Según datos del Instituto Internacional de Estocolmo para la Investigación de la Paz (SIPRI), entre 2014 y 2023 España fue el octavo exportador mundial de armas. Y no hablamos sólo de carros blindados o buques de guerra, sino que muchas de las armas exportadas son armas pequeñas y ligeras que, según una investigación de Amnistía Internacional, son las más utilizadas para cometer la mayoría de las violaciones graves de derechos humanos que lastra el desarrollo de las comunidades afectadas. Es decir, nuestras armas, no sólo viajan y atraviesan fronteras con escasísimas restricciones reales, sino que, además, son instrumentos necesarios para la violación de derechos humanos, hieren y matan.
Es
conocido que la nueva fiebre del oro está provocando una fuerte subida del
precio de este metal, cuyo comercio tiene tales márgenes de beneficios que
constituye una atracción irresistible para las bandas criminales y para algunos
gobiernos no menos criminales que esas bandas. La extracción del precioso metal
no sólo supone una degradación grave del medio ambiente (en África Central se
utiliza el mercurio y el cinabrio para su extracción) contaminando aguas,
tierras, alimentos y, en consecuencia, creando graves problemas de salud
pública, sino que, además, este comercio suele venir acompañado de delitos
financieros y fiscales, caza furtiva y, lo que es más grave, de trata de
personas. Mucho de este oro termina en las manos, en los bolsillos y en las
cajas de seguridad de honorables ciudadanos y ciudadanas de países
desarrollados.
¿Y
qué decir del coltán que no se sepa? Gran parte de los componentes que integran
nuestros teléfonos móviles, pc, tablet…, están compuestos por tantalio,
elemento extraído del coltán. El que no seamos capaces ni de imaginar nuestra
vida sin los indicados aparatos da la talla de la importancia del coltán. Con
los datos actuales, parece ser que el 80 % de las reservas mundiales de este
mineral están en la República Democrática del Congo, país que, junto a su
vecina Ruanda, lideran el tráfico ilegal mundial del coltán.
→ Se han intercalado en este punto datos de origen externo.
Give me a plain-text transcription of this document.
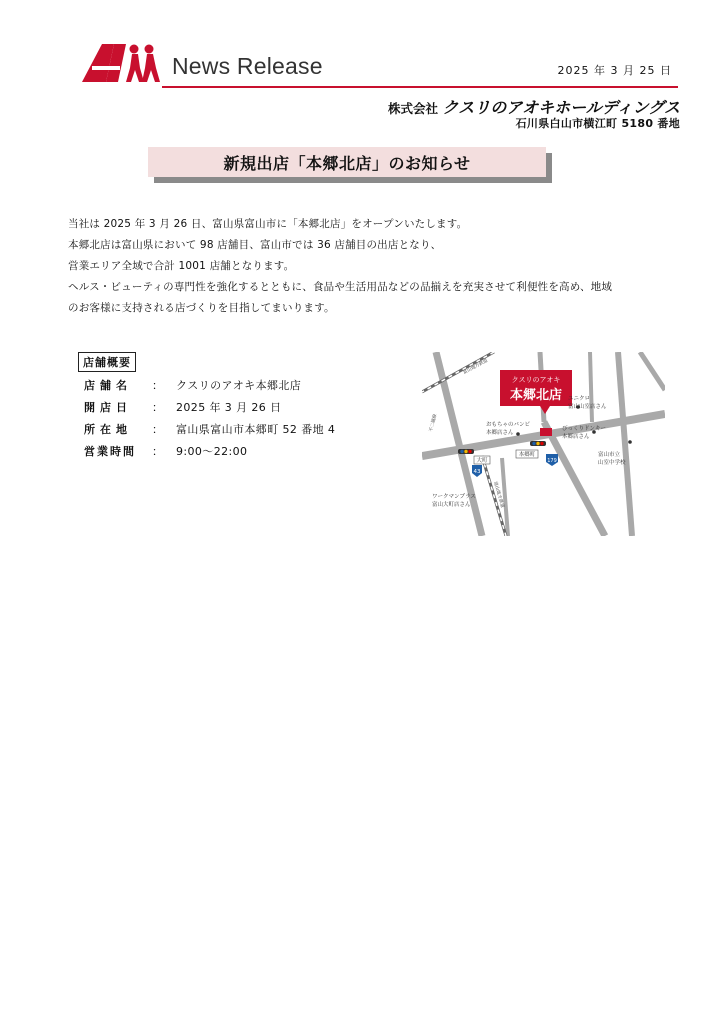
News Release	2025 年 3 月 25 日
株式会社 クスリのアオキホールディングス
石川県白山市横江町 5180 番地
新規出店「本郷北店」のお知らせ

当社は 2025 年 3 月 26 日、富山県富山市に「本郷北店」をオープンいたします。

本郷北店は富山県において 98 店舗目、富山市では 36 店舗目の出店となり、

営業エリア全域で合計 1001 店舗となります。

ヘルス・ビューティの専門性を強化するとともに、食品や生活用品などの品揃えを充実させて利便性を高め、地域

のお客様に支持される店づくりを目指してまいります。

店舗概要
店舗名	：	クスリのアオキ本郷北店
開店日	：	2025 年 3 月 26 日
所在地	：	富山県富山市本郷町 52 番地 4
営業時間	：	9:00～22:00
クスリのアオキ
本郷北店
43
179
ユニクロ
富山山室店さん
おもちゃのバンビ
本郷店さん
びっくりドンキー
本郷店さん
富山市立
山室中学校
ワークマンプラス
富山大町店さん
大町
本郷町
富山地方鉄道
不二越線
富山地方鉄道
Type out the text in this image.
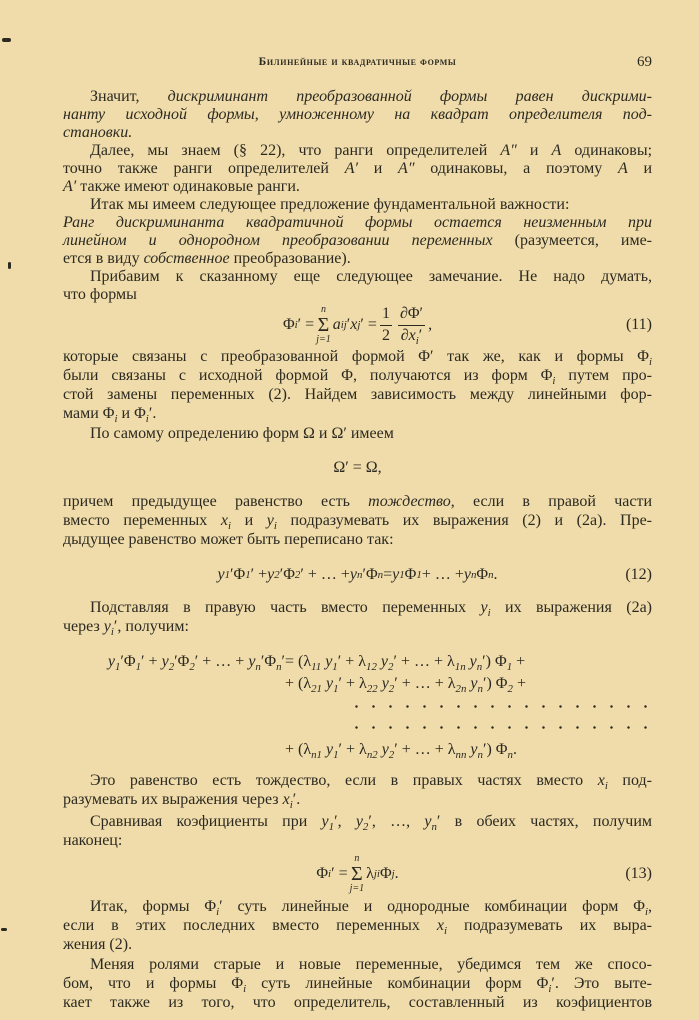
Билинейные и квадратичные формы	69
Значит, дискриминант преобразованной формы равен дискрими-
нанту исходной формы, умноженному на квадрат определителя под-
становки.
Далее, мы знаем (§ 22), что ранги определителей A″ и A одинаковы;
точно также ранги определителей A′ и A″ одинаковы, а поэтому A и
A′ также имеют одинаковые ранги.
Итак мы имеем следующее предложение фундаментальной важности:
Ранг дискриминанта квадратичной формы остается неизменным при
линейном и однородном преобразовании переменных (разумеется, име-
ется в виду собственное преобразование).
Прибавим к сказанному еще следующее замечание. Не надо думать,
что формы
Φ i ′ =
n
Σ
j=1
a ij ′ x j ′ = $\frac{1}{2} \frac{\partial\Phi'}{\partial x_i'}$ ,	(11)
которые связаны с преобразованной формой Φ′ так же, как и формы $\Phi_i$
были связаны с исходной формой Φ, получаются из форм $\Phi_i$ путем про-
стой замены переменных (2). Найдем зависимость между линейными фор-
мами $\Phi_i$ и $\Phi_i'$.
По самому определению форм Ω и Ω′ имеем
Ω′ = Ω,
причем предыдущее равенство есть тождество, если в правой части
вместо переменных $x_i$ и $y_i$ подразумевать их выражения (2) и (2a). Пре-
дыдущее равенство может быть переписано так:
y 1 ′Φ 1 ′ + y 2 ′Φ 2 ′ + … + y n ′Φ n = y 1 Φ 1 + … + y n Φ n .	(12)
Подставляя в правую часть вместо переменных $y_i$ их выражения (2a)
через $y_i'$, получим:
$y_1'\Phi_1' + y_2'\Phi_2'$ + … + $y_n'\Phi_n' = (\lambda_{11}$ $y_1' + \lambda_{12}$ $y_2'$ + … + $\lambda_{1n}$ $y_n'$) $\Phi_1$ +
+ ($\lambda_{21}$ $y_1' + \lambda_{22}$ $y_2'$ + … + $\lambda_{2n}$ $y_n'$) $\Phi_2$ +
+ ($\lambda_{n1}$ $y_1' + \lambda_{n2}$ $y_2'$ + … + $\lambda_{nn}$ $y_n'$) $\Phi_n$.
Это равенство есть тождество, если в правых частях вместо $x_i$ под-
разумевать их выражения через $x_i'$.
Сравнивая коэфициенты при $y_1'$, $y_2'$, …, $y_n'$ в обеих частях, получим
наконец:
Φ i ′ =
n
Σ
j=1
λ ji Φ j .	(13)
Итак, формы $\Phi_i'$ суть линейные и однородные комбинации форм $\Phi_i$,
если в этих последних вместо переменных $x_i$ подразумевать их выра-
жения (2).
Меняя ролями старые и новые переменные, убедимся тем же спосо-
бом, что и формы $\Phi_i$ суть линейные комбинации форм $\Phi_i'$. Это выте-
кает также из того, что определитель, составленный из коэфициентов
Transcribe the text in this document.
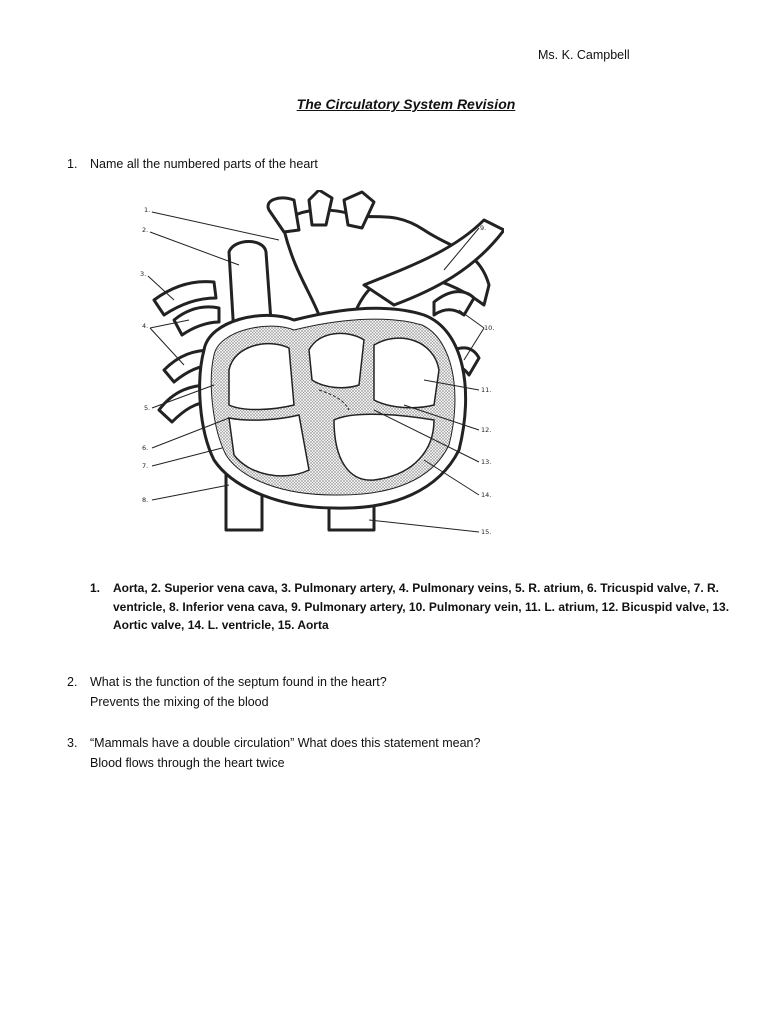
Ms. K. Campbell
The Circulatory System Revision
1.	Name all the numbered parts of the heart
1.
2.
3.
4.
5.
6.
7.
8.
9.
10.
11.
12.
13.
14.
15.
1. Aorta, 2. Superior vena cava, 3. Pulmonary artery, 4. Pulmonary veins, 5. R. atrium, 6. Tricuspid valve, 7. R. ventricle, 8. Inferior vena cava, 9. Pulmonary artery, 10. Pulmonary vein, 11. L. atrium, 12. Bicuspid valve, 13. Aortic valve, 14. L. ventricle, 15. Aorta
2.	What is the function of the septum found in the heart?
Prevents the mixing of the blood
3.	“Mammals have a double circulation” What does this statement mean?
Blood flows through the heart twice
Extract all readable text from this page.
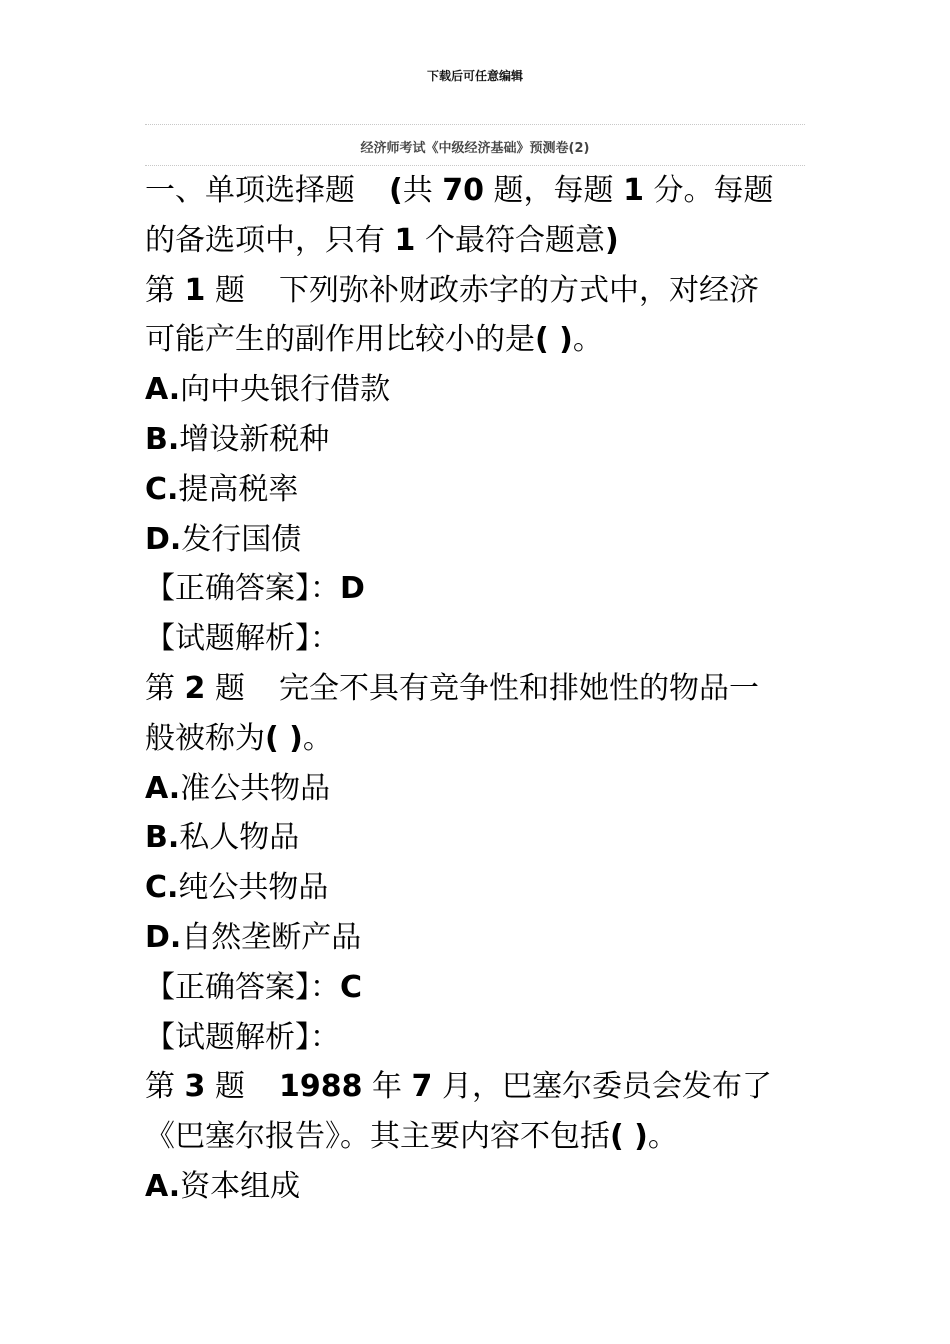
下载后可任意编辑
经济师考试《中级经济基础》预测卷(2)
一、单项选择题 (共 70 题，每题 1 分。每题
的备选项中，只有 1 个最符合题意)
第 1 题 下列弥补财政赤字的方式中，对经济
可能产生的副作用比较小的是( )。
A.向中央银行借款
B.增设新税种
C.提高税率
D.发行国债
【正确答案】：D
【试题解析】：
第 2 题 完全不具有竞争性和排她性的物品一
般被称为( )。
A.准公共物品
B.私人物品
C.纯公共物品
D.自然垄断产品
【正确答案】：C
【试题解析】：
第 3 题 1988 年 7 月，巴塞尔委员会发布了
《巴塞尔报告》。其主要内容不包括( )。
A.资本组成
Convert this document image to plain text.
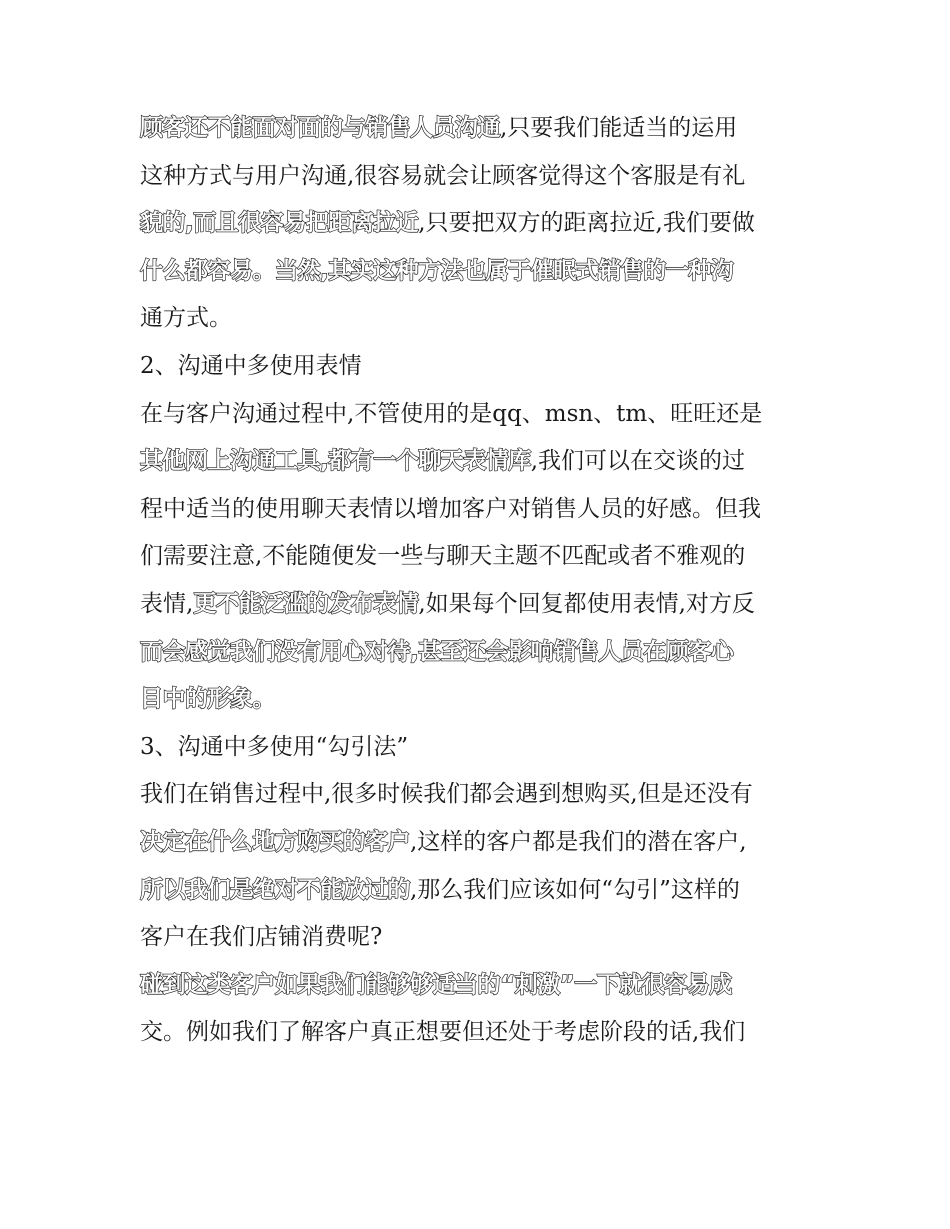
顾客还不能面对面的与销售人员沟通,只要我们能适当的运用
这种方式与用户沟通,很容易就会让顾客觉得这个客服是有礼
貌的,而且很容易把距离拉近,只要把双方的距离拉近,我们要做
什么都容易。当然,其实这种方法也属于催眠式销售的一种沟
通方式。
2、沟通中多使用表情
在与客户沟通过程中,不管使用的是qq、msn、tm、旺旺还是
其他网上沟通工具,都有一个聊天表情库,我们可以在交谈的过
程中适当的使用聊天表情以增加客户对销售人员的好感。但我
们需要注意,不能随便发一些与聊天主题不匹配或者不雅观的
表情,更不能泛滥的发布表情,如果每个回复都使用表情,对方反
而会感觉我们没有用心对待,甚至还会影响销售人员在顾客心
目中的形象。
3、沟通中多使用“勾引法”
我们在销售过程中,很多时候我们都会遇到想购买,但是还没有
决定在什么地方购买的客户,这样的客户都是我们的潜在客户,
所以我们是绝对不能放过的,那么我们应该如何“勾引”这样的
客户在我们店铺消费呢?
碰到这类客户如果我们能够够适当的“刺激”一下就很容易成
交。例如我们了解客户真正想要但还处于考虑阶段的话,我们
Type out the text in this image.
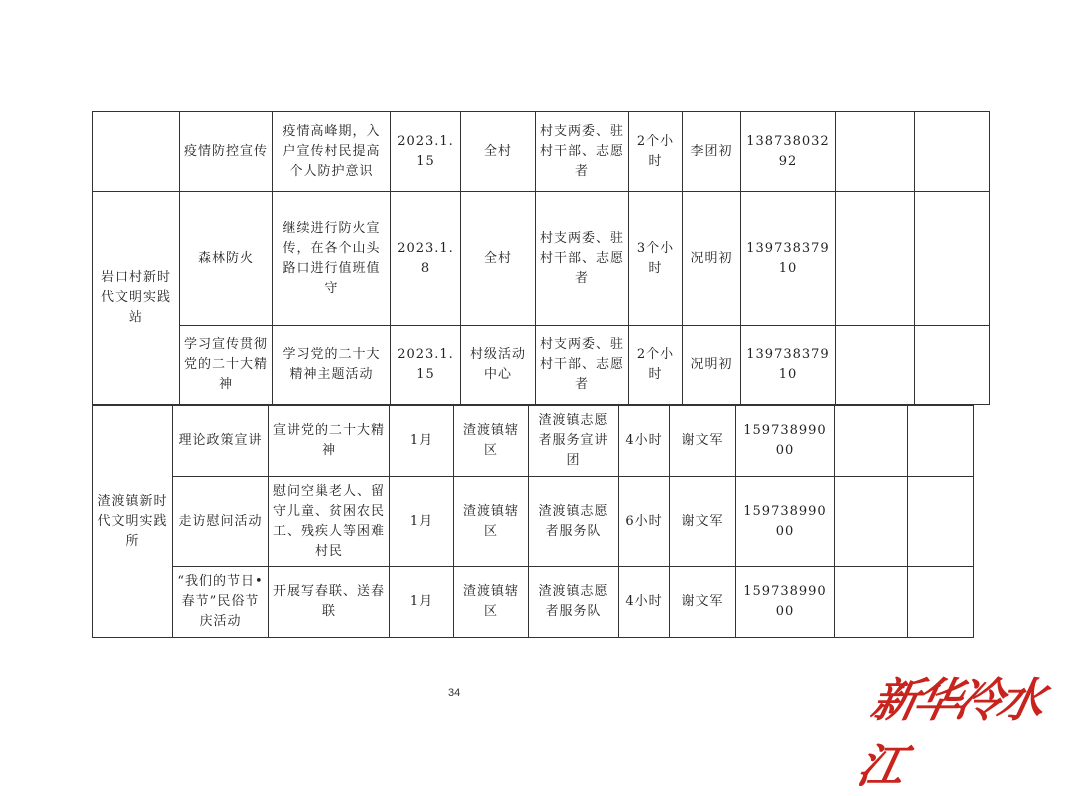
	疫情防控宣传	疫情高峰期，入户宣传村民提高个人防护意识	2023.1.15	全村	村支两委、驻村干部、志愿者	2个小时	李团初	13873803292		
岩口村新时代文明实践站	森林防火	继续进行防火宣传，在各个山头路口进行值班值守	2023.1.8	全村	村支两委、驻村干部、志愿者	3个小时	况明初	13973837910		
	学习宣传贯彻党的二十大精神	学习党的二十大精神主题活动	2023.1.15	村级活动中心	村支两委、驻村干部、志愿者	2个小时	况明初	13973837910		
渣渡镇新时代文明实践所	理论政策宣讲	宣讲党的二十大精神	1月	渣渡镇辖区	渣渡镇志愿者服务宣讲团	4小时	谢文军	15973899000		
	走访慰问活动	慰问空巢老人、留守儿童、贫困农民工、残疾人等困难村民	1月	渣渡镇辖区	渣渡镇志愿者服务队	6小时	谢文军	15973899000		
	“我们的节日•春节”民俗节庆活动	开展写春联、送春联	1月	渣渡镇辖区	渣渡镇志愿者服务队	4小时	谢文军	15973899000		
34	新华冷水江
Estos países
tienen tal cantidad de grupos armados, paramilitares, militares descontrolados,
bandas criminales y similares, todos ellos armados con los “productos” que les
vendemos los muy civilizados países productores de armas, con tal número de
enfrentamientos y guerras tan permanentes que ya han dejado de ser noticia,
pero que han provocado, amén de muertes y dolor incalculable, que millones de
personas hayan tenido que abandonar sus hogares y sus países.
Es
un hecho constatado que multinacionales como Monsanto (Grupo Bayer) desarrollan
cultivos modificados genéticamente (OGM) y los herbicidas asociados a ellos
bajo el demagógico manto de que son necesarios para ayudar en la “alimentación
del mundo” y poner fin al hambre, pero la realidad es que contaminan el suelo y
el agua, reduciendo así el potencial de producir alimentos, comercializan
semillas modificadas genéticamente que no pueden guardarse, obligando a que los
agricultores tengan que adquirir año a año nuevas semillas, promueven los
monocultivos transgénicos dañando la biodiversidad y socavando la resistencia
de los cultivos locales de producción de alimentos, y ello amén de reducir la
mano de obra y expulsar de sus territorios a quienes sobrevivían en ellos.
Y
podríamos seguir poniendo ejemplos actuales de la presión que sufren los países
no industrializados, ejercida directamente por los industrializados, tales como
la tremenda desforestación para atender la demanda de madera de los países “civilizados”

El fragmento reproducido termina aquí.